APENAS O ACASO


No princípio era o caos. É dessa maneira que Hesíodo, poeta grego do século VIII a.C, inicia a Teogonia, contando a seu irmão Parses uma concepção de mundo, originária de mitos dos povos indo-germânicos.
Como especulações cosmológicas, para o início de tudo, existiram terra e céu separados pelo Caos, e Eros, a força criadora que de maneira racional explica a existência. Mas, o que seria este Chaos?
Hesíodo o descreve como um vazio primordial, ilimitado, desordenado, em que todos os elementos que irão formar o universo se misturam regidos pelo acaso. Essa noção de acaso será exaustivamente estudada por filósofos e modernamente por psicanalistas, mas simplificando podemos dizer que aquele acaso aristotélico, que designava o encontro fortuito de duas séries causais, nada mais é que a articulação temporal de uma série de significantes, que entendemos como realidade do mundo, e que pela rememoração confere significado ao mundo.
Lenir de Miranda, em exposição atual na Cidadela Cultural Antarctica (anexo ao Museu de Arte de Joinville), explora em instigante instalação na qual o estranhamento decorre da velocidade vertiginosa e múltipla de signos, aflorando na repetição “possível” de instauração da obra. Para o observador desavisado a instalação instaura-se em três momentos isolados, entretanto dialogando entre si: são os fastfoods, oitenta e poucas bandejas “vendidas” como de consumo rápido (e cujo conteúdo já é um contra-senso, por se tratarem de slowfoods do pensamento), o vídeo “Visão pós-traumática do Dejeneur sur l’herbe de Manet, e uma tela - instalação “Por Onde Andares”.

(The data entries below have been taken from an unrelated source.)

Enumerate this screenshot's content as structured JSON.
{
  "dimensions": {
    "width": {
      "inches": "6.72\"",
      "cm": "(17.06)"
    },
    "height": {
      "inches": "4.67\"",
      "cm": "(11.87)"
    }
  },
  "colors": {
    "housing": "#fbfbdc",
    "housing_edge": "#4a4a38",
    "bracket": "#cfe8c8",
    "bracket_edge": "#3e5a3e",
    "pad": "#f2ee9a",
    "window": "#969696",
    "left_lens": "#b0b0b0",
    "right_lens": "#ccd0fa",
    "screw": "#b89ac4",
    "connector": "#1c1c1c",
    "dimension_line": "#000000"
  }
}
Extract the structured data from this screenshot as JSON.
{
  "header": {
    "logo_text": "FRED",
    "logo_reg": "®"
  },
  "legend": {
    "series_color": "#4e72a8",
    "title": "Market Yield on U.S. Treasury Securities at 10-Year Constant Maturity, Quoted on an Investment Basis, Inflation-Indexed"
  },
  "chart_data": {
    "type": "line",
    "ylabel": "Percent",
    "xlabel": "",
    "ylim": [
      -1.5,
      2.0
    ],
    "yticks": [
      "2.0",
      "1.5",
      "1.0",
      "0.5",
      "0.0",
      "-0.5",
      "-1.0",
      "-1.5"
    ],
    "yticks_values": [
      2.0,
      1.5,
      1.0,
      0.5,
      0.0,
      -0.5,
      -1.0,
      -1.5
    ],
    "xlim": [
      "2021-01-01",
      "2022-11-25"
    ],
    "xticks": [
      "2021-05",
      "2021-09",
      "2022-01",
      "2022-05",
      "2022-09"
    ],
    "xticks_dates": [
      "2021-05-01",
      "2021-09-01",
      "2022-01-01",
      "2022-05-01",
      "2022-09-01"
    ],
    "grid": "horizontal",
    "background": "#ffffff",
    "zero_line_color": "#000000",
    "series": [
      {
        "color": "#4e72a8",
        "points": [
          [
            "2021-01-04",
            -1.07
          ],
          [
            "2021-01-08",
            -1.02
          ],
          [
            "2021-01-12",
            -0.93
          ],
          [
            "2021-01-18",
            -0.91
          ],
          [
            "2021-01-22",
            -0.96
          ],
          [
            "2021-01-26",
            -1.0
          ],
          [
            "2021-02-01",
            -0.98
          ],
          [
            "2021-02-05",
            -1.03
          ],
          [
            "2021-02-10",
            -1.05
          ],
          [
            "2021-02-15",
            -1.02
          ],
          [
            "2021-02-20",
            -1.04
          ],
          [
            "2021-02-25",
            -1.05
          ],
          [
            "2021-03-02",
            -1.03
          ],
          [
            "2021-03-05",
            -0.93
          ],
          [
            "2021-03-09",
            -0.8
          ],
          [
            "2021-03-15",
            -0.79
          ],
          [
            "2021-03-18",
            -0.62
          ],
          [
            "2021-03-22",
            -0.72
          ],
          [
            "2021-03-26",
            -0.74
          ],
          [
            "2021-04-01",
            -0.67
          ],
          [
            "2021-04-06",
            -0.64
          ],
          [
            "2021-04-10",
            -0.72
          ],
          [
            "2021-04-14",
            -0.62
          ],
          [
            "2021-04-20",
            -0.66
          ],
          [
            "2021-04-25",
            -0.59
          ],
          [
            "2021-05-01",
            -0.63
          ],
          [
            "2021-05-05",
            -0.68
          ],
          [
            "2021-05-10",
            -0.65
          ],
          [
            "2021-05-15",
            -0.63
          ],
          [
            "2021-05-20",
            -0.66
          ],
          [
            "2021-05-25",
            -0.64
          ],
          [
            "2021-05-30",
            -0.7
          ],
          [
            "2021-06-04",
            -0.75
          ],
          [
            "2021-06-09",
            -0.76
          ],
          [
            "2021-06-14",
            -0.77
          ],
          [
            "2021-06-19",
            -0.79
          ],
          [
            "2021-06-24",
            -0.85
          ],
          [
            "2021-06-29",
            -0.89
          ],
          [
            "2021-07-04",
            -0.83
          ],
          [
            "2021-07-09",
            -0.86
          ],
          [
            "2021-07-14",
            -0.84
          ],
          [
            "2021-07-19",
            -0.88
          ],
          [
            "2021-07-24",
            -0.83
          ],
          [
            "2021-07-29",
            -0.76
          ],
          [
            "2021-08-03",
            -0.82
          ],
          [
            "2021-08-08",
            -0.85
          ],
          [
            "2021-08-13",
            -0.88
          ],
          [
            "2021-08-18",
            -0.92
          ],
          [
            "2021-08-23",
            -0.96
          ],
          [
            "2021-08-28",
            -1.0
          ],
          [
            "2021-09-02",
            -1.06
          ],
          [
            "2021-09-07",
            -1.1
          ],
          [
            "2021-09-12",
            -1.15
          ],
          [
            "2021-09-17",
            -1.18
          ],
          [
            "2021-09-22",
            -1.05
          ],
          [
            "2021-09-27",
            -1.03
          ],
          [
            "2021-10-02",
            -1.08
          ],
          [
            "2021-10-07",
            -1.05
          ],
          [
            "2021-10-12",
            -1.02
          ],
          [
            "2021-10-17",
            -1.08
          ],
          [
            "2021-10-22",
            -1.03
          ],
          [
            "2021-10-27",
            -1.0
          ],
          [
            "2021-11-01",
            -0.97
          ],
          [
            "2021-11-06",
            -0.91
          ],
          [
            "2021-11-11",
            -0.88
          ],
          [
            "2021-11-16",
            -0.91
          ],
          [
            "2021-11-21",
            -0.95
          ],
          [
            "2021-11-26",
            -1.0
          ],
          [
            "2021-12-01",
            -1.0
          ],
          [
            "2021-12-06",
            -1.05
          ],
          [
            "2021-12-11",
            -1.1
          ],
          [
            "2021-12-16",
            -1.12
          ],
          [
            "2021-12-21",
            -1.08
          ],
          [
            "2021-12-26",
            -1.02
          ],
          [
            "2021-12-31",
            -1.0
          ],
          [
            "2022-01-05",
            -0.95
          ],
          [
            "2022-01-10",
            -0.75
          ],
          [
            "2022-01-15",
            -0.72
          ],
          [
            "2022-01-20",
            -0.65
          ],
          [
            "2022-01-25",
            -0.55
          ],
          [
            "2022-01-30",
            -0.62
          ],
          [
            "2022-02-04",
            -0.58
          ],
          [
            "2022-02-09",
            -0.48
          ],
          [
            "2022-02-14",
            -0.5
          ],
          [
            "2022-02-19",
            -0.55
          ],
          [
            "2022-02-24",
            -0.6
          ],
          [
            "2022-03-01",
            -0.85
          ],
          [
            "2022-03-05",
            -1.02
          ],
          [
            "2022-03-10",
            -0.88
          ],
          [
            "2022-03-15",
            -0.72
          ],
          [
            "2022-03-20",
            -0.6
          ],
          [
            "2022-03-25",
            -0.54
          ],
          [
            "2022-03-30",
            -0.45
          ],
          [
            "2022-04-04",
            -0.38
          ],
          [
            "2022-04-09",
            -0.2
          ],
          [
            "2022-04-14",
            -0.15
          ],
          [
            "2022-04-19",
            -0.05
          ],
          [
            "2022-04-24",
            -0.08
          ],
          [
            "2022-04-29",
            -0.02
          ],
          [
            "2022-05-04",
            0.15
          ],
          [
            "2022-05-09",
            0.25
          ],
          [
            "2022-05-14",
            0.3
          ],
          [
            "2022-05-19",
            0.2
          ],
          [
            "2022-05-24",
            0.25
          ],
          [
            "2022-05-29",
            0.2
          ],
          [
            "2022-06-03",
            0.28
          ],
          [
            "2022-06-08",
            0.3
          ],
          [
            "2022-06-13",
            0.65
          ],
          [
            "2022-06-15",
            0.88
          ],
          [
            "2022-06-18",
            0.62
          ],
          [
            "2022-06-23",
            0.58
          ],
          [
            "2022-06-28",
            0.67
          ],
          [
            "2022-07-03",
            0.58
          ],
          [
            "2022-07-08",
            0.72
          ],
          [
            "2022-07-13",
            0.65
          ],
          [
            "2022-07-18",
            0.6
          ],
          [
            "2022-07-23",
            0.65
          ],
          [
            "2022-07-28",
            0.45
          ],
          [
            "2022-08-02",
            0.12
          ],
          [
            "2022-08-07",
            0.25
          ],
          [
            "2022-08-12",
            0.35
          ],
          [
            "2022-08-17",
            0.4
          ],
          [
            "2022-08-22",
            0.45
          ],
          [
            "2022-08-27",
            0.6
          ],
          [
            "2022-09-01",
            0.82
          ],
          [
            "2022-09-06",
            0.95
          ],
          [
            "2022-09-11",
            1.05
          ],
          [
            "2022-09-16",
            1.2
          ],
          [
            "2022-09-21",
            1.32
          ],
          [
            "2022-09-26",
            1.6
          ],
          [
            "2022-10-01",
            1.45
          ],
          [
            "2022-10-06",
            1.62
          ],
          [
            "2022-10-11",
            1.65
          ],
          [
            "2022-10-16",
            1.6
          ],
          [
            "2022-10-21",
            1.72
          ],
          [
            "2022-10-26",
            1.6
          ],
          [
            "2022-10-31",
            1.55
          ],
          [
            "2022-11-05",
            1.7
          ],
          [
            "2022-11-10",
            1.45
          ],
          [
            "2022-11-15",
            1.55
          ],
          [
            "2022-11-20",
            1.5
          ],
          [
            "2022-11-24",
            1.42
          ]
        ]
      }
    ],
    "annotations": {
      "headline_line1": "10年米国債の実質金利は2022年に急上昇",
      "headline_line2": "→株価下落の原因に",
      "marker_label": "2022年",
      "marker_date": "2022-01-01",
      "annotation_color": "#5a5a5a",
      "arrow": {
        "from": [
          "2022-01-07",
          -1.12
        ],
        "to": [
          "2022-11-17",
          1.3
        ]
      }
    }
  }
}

Já de início os fastfoods, que pelo volume de informações aponta para o paradoxo de um serviço destinado ao consumo de massas, e que, entretanto, o desorientam pelo excesso, trazem uma dupla sinalização do que nos espera. São embalagens fechadas que nos deixam entrever o conteúdo, e aí constatamos a antinomia entre os componentes, entre as caixas e os rótulos, no caso chamado de “Poemáticos Conturbados”, no retorno à causa primeira do mito. Hesíodo, na Teogonia, é o primeiro a nos descrever a criação de Pandora, a detentora de todos os dons. Modelada como ardil, para punir os homens pelo furto do fogo efetuado por Prometeu, Pandora, o “mal tão belo” como nos diz Hesíodo, destampa uma jarra espalhando aos males, e noutra versão os bens, restando sempre um presente dos deuses, a esperança.
Cada caixa contém assim o bem e o mal, ficando como exemplo a caixa que é o convite à exposição, “Et in Arcadia Ego-SoS”. O título, como tantos outros na instalação de Lenir é uma metáfora literária do conteúdo, explora a ambigüidade de uma obra de Nicolas Poussin (1630), entendida habitualmente como uma paisagem nostálgica e idílica, perdida na Grécia Antiga, por sua vez uma releitura de Guercino (1618) em que a mensagem visual é clara, e interpretada por Erwin Panofsky: “até mesmo na Arcádia eu (a morte) estou presente”.
Vejamos o conteúdo: atraindo a atenção pelo tamanho e cor uma maçã mordiscada, fruto da árvore do conhecimento, do bem e do mal, a globalização de todos os desejos e o símbolo de uma possibilidade, o da escolha, logo ao lado vemos uma pequena esfera, que na filosofia platônica indica o mundo, o mais semelhante a si mesmo na totalidade e ambivalência. Acima, temos a imagem de um santinho, figura masculina com cota de malha e manto romano, empunhando crucifixo com a palavra “hodje”, identificado na hagiografia cristã como Santo Expedito, centurião da XII Legião Romana, a “Fulminata”. Como um dos patronos dos militares e das causas difíceis, relaciona-se diretamente com as miniaturas de soldados presentes, o míssil, relógio e bússola, aqui, aliás,onde tempo e espaço respondem pela transformação que irá ocorrer.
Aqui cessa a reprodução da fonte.